Sadly, there is a lot of marketing for formula.  They market it to hospitals, doctors, and mothers.  They have the airwaves, the gift bags, and a lot of money to pay lobbyists.  What does breastfeeding have?  Only the support of some well educated pediatricians and parents.

Breastfeeding, in our media driven society, simply cannot compete.  The idea of an ad campaign was wonderful!  So, what happened?  Well, formula companies squashed it.  They raised doubts as to the validity of the science that has proven that babies who are not breastfed have a 20% higher mortality rate, as well as increased rates of leukemia, diabetes, obesity, infections, and complications related to diarrhea.

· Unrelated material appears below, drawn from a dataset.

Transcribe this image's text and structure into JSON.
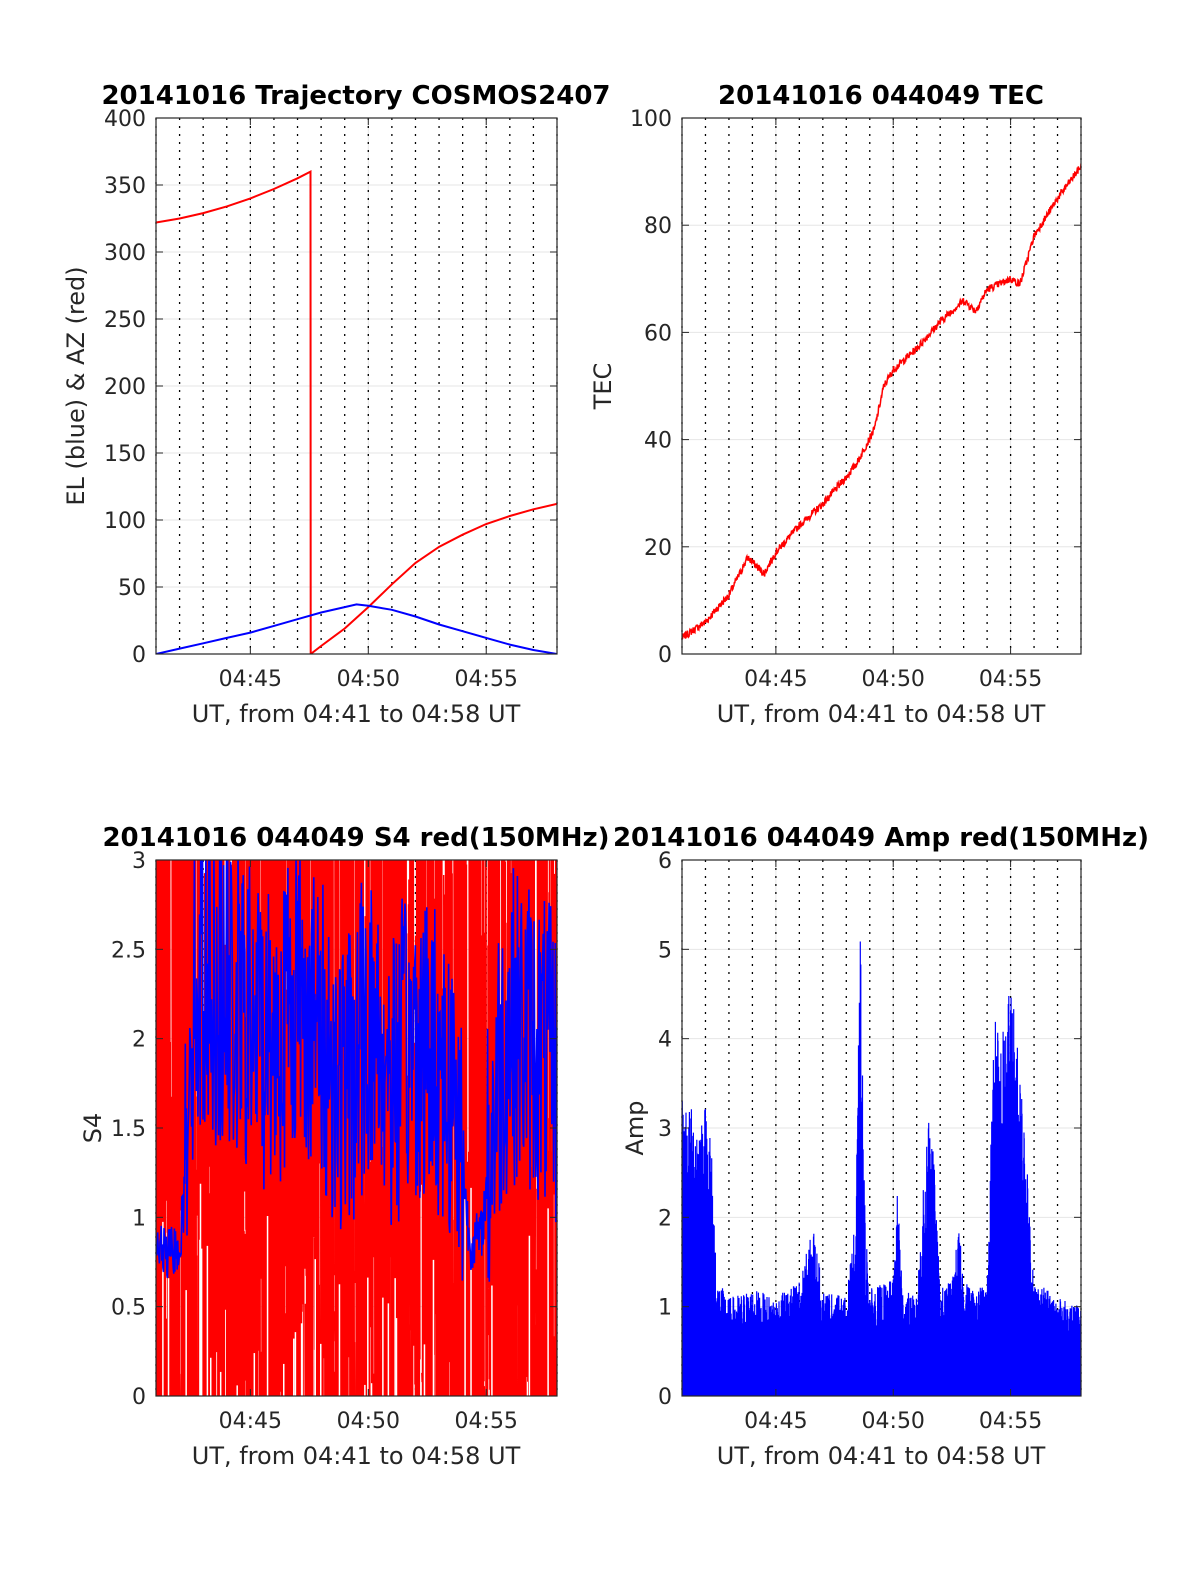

Some women can't breastfeed, and for them, formula is necessary.  The benefits would outweigh those risks, as it's the best substitute we have that's accessible.  But the truth of it is that it's not as good as the real thing.  Formula should be available, but breastfeeding should be encouraged.

Breastfeeding could save a lot of babies.  But the government isn't encouraging it.  They caved under the power of the big formula companies, at the cost of the health of our brand new babies.  Really, I find it sickening.  Especially when one of the doctors opposing the ads because of things like the pregnant woman riding a mechanical bull, hasn't even seen them.  He spoke as if the ad were advocating pregnant women going to rodeo bars.  Obviously not!  It simply points out that if you don't want to take any chances, breastfeed.

Babies should receive only breast-milk for the first 6 months, and should remain breastfeeding for at least one year.  The WHO actually recommends two years!  But will American women hear that on TV?  Probably not.  They'll only hear that Enfamil has formula with DHA and ARA 'like in breastmilk' insinuating that their product is just as good.  Which is hogwash.  But where is the outrage over their ad campaign?  Where is the worry about giving women inaccurate information?  Only on blogs like this one.